1. A spray drying apparatus for the production of vinylimidazolium copolymers, characterized in that, The device includes a drying component (1), a collecting component (2) fixedly installed at the bottom of the drying component (1), a hot air component (4) fixedly installed at the top center of the drying component (1), a spray component (3) fixedly installed at the center of the hot air component (4), a drying chamber (11) including a drying chamber (11), an air film component (5) fixedly installed on the inner side of the top of the drying chamber (11), an air film component (5) including an air guide ring (51), the air guide ring (51) fixedly installed at the top of the drying chamber (11), a second air source interface (52) fixedly installed at one end of the air guide ring (51), the second air source interface (52) being located on the outside of the drying chamber (11), and an air outlet (53) being opened at the bottom of the air guide ring (51), the air outlet (53) facing the side wall of the drying chamber (11), and the structure of the air outlet (53) being an annular slit.

2. The spray drying apparatus for producing vinylimidazolium copolymer according to claim 1, characterized in that, The spray assembly (3) includes a sprayer (31), and an atomizing nozzle (34) is fixedly installed at the bottom of the sprayer (31).
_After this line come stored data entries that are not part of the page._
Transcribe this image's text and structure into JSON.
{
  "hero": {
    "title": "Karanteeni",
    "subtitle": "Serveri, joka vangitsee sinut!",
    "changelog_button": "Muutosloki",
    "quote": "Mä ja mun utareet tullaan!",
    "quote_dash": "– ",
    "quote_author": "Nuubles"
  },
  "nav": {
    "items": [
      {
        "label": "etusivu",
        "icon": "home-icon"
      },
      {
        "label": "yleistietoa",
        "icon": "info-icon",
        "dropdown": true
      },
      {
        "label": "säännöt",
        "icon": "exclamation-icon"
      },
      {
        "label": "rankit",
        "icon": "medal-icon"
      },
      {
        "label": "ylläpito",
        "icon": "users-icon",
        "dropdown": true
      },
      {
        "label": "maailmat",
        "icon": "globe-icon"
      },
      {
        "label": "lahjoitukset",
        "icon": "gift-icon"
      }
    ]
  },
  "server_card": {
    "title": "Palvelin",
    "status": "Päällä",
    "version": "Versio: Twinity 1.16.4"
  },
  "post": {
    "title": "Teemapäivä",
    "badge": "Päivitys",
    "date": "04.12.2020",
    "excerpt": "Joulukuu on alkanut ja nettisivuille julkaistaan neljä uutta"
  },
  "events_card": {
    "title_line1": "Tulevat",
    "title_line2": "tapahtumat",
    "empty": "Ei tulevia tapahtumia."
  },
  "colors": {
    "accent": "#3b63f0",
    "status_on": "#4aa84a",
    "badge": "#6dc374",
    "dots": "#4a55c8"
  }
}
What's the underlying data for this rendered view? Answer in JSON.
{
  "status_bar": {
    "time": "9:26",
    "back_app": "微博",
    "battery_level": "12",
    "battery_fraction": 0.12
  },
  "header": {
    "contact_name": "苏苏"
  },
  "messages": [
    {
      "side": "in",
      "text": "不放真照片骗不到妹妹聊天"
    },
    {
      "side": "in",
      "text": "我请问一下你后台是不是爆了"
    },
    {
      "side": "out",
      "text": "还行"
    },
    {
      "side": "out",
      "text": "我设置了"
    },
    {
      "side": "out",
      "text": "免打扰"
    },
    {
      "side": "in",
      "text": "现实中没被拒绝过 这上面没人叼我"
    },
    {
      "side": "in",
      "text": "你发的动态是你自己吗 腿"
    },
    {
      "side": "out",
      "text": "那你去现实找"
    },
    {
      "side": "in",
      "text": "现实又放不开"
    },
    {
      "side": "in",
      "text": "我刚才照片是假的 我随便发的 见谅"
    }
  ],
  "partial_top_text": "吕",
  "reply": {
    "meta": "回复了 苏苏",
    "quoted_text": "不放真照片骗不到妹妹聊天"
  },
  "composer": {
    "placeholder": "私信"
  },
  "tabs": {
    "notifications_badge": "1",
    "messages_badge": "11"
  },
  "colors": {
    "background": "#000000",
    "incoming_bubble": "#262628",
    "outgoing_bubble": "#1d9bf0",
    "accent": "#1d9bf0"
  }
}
The atomizing nozzle (34) is located inside the drying chamber (11).

3. The spray drying apparatus for producing vinylimidazolium copolymer according to claim 2, characterized in that, The sprayer (31) is provided with a wet material interface (32) at the top and a first air source interface (33) on one side of the top of the sprayer (31). Both the first air source interface (33) and the wet material interface (32) are located outside the drying chamber (11).

4. The spray drying apparatus for producing vinylimidazolium copolymer according to claim 1, characterized in that, The hot air assembly (4) includes a distributor (41), and a hot air interface (42) is provided on one side of the top of the distributor (41). The hot air interface (42) is located outside the drying chamber (11).

5. The spray drying apparatus for producing vinylimidazolium copolymer according to claim 4, characterized in that, The air distributor (41) has an air distribution groove (43) at its bottom, and the air distribution groove (43) is located inside the drying chamber (11).

6. The spray drying apparatus for producing vinylimidazolium copolymers according to claim 1, characterized in that, The drying chamber (11) is fixedly installed with a first connecting flange (12) on the outer side of its bottom end. The collection assembly (2) includes a collection hopper (21). The collection hopper (21) is fixedly installed with a second connecting flange (26) on the outer side of its top end. The first connecting flange (12) and the second connecting flange (26) are fixedly connected.

7. The spray drying apparatus for producing vinylimidazolium copolymers according to claim 6, characterized in that, The collecting hopper (21) has a funnel-shaped structure, and a first collecting interface (22) is provided at the bottom of the collecting hopper (21).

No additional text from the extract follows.